The Senior Meteorology Officer at the EAC Secretariat, James Kivuva, warns that a warmer than usual season is expected in the coastal parts of the region from Kenya to Tanzania and beyond, Burundi, Rwanda, and western South Sudan, but it will be colder than usual in the central parts of Tanzania and Kenya, the eastern parts of Uganda and South Sudan and around the Lake Victoria basin.

In an effort to prevent and mitigate the impact of the expected heavy rains in some parts of the Region, Hon. Bazivamo urges the Partner States to consider the following in their contingency plans:

  • The Ministries responsible for agriculture should advice farmers on the best time to prepare for gardening against the backdrop of climate change and ensure agricultural inputs are timely availed to them.
  • The Ministries of Health as well as the Ministries responsible for Agriculture and Livestock should actively monitor the disease trends in humans and animals in the affected areas.
  • The Ministries responsible for Disaster Preparedness should alert the people living in flood and landslide-prone areas on the expected heavy rains and ahead of time support those, who need to relocate.
  • EAC Citizens should be urged to protect themselves and especially the children against mosquito bites by using impregnated mosquito nets, personal insect repellents and avoiding outdoor activities at peak biting times of mosquitos.

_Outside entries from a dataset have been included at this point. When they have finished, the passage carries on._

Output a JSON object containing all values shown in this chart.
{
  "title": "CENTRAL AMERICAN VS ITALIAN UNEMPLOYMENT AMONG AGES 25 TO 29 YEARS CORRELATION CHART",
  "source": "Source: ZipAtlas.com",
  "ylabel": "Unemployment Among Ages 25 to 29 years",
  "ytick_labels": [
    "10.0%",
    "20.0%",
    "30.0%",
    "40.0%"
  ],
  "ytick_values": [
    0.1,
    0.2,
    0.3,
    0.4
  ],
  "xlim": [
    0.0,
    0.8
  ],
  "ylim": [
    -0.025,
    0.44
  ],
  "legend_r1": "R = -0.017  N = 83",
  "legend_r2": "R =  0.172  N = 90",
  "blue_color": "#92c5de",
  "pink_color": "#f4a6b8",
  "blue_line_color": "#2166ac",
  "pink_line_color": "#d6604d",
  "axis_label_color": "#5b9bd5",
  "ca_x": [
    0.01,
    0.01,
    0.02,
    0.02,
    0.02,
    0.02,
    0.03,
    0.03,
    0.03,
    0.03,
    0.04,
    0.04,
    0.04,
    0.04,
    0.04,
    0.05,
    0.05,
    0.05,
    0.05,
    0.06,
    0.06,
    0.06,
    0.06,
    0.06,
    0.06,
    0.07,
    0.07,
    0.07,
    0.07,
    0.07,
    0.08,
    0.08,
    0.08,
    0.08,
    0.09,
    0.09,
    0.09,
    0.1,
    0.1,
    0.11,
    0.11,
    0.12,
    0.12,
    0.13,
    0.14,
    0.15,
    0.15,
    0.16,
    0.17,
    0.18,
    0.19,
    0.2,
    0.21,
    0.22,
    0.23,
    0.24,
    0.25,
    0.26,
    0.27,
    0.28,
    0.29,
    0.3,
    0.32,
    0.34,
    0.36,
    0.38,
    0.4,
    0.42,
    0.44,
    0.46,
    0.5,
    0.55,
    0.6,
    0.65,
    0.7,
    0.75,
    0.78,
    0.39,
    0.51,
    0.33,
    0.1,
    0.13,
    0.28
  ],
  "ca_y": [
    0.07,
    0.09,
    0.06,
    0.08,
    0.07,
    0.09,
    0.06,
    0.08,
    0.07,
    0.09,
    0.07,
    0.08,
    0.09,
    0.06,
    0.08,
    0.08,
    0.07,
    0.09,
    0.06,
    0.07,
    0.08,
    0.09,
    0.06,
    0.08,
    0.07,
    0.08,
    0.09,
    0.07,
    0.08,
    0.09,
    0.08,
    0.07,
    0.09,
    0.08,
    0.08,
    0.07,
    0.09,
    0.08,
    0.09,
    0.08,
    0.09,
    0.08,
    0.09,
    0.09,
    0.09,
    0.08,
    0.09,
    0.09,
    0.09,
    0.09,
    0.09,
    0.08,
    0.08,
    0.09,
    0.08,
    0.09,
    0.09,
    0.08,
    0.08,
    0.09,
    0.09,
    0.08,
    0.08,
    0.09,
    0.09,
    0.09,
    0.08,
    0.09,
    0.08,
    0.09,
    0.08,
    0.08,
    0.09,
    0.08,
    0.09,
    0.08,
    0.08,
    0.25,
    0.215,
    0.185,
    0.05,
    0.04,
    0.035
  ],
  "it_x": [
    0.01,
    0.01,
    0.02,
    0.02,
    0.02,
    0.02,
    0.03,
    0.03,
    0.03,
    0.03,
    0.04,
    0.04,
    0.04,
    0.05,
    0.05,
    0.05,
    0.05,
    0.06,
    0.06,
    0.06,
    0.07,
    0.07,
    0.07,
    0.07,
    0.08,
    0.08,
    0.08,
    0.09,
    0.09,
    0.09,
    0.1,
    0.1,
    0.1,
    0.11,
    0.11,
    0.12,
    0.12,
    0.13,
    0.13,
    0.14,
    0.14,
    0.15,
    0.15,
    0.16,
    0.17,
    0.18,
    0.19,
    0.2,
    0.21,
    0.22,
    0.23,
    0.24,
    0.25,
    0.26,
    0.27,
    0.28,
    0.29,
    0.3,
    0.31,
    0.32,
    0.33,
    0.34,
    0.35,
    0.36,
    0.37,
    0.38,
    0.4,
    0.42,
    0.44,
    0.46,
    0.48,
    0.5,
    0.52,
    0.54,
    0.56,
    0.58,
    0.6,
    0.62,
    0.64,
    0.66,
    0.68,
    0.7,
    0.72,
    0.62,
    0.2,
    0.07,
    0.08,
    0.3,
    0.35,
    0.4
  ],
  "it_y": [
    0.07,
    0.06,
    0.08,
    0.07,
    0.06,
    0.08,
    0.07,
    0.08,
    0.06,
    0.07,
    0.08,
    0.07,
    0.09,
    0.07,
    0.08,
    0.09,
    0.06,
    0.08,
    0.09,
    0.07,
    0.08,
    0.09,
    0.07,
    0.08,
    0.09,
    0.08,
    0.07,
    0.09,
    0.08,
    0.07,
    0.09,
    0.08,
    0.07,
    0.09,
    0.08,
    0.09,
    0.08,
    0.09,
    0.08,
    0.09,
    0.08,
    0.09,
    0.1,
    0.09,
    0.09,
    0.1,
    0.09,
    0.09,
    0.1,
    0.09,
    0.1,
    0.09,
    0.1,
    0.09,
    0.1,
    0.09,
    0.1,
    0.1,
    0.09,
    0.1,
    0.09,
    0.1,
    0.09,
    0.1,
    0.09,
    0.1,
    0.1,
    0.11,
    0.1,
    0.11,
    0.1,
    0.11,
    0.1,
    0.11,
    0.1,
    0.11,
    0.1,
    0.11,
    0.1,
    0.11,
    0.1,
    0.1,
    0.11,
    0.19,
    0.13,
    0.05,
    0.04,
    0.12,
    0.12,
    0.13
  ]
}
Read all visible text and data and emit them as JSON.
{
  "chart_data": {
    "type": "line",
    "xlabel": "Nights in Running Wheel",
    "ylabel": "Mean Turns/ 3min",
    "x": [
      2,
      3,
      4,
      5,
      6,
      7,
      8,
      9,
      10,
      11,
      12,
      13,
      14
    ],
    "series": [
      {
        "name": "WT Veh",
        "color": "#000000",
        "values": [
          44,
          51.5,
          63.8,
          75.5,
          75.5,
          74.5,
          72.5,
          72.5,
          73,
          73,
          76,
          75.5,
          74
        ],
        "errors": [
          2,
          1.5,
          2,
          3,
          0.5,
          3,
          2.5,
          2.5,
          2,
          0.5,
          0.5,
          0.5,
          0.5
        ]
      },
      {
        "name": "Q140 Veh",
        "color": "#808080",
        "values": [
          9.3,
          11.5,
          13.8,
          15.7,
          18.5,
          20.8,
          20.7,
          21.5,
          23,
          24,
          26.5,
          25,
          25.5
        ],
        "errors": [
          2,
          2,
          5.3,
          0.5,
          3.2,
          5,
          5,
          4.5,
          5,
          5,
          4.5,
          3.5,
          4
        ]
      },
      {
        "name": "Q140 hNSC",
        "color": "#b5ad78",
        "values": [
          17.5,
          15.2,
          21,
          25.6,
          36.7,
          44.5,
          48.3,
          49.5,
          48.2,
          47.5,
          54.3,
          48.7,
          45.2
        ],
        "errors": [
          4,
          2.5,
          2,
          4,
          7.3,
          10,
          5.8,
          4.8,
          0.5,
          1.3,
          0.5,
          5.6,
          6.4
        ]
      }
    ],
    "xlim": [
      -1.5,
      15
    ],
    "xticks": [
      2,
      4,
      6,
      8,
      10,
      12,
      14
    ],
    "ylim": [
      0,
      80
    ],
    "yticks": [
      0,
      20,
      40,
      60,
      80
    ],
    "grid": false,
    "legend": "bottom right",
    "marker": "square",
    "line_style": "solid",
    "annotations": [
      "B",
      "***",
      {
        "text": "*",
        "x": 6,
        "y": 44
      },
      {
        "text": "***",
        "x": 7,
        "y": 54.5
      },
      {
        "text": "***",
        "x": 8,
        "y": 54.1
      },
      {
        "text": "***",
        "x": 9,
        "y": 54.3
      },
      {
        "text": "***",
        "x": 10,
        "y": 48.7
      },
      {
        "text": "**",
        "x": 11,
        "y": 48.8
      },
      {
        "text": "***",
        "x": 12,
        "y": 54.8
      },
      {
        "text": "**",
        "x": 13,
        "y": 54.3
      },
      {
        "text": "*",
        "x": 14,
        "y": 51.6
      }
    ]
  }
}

  • Livestock farmers should contact the veterinary services for early vaccination of animals against Rift Valley Fever (RVF) and further preventive measures against other diseases that see an increase in incidence under wet conditions.
  • People in contact with ruminants should practice hand hygiene, wear gloves and other appropriate individual protective equipment when handling sick animals or their tissues or when slaughtering animals to prevent themselves for contracting possible RVF infections.
  • In case of RVF outbreak, people should avoid consuming fresh blood, raw milk and meat without thoroughly roasting them;
  • The Ministries of Health should intensify social mobilisation and health promotion efforts with preventive messages that enable the public to manage the risks at hand.
  • The Meteorology departments should continue to monitor and analyse the weather patterns and share information with other departments to plan and prepare for outbreaks of infectious diseases of public health concern.
  • The Ministries responsible for agriculture should advice farmers on the best time to prepare for their farms against the backdrop of climate change.
  • The Ministries responsible for infrastructure should monitor the same for preventive maintenance to avoid devastating damage.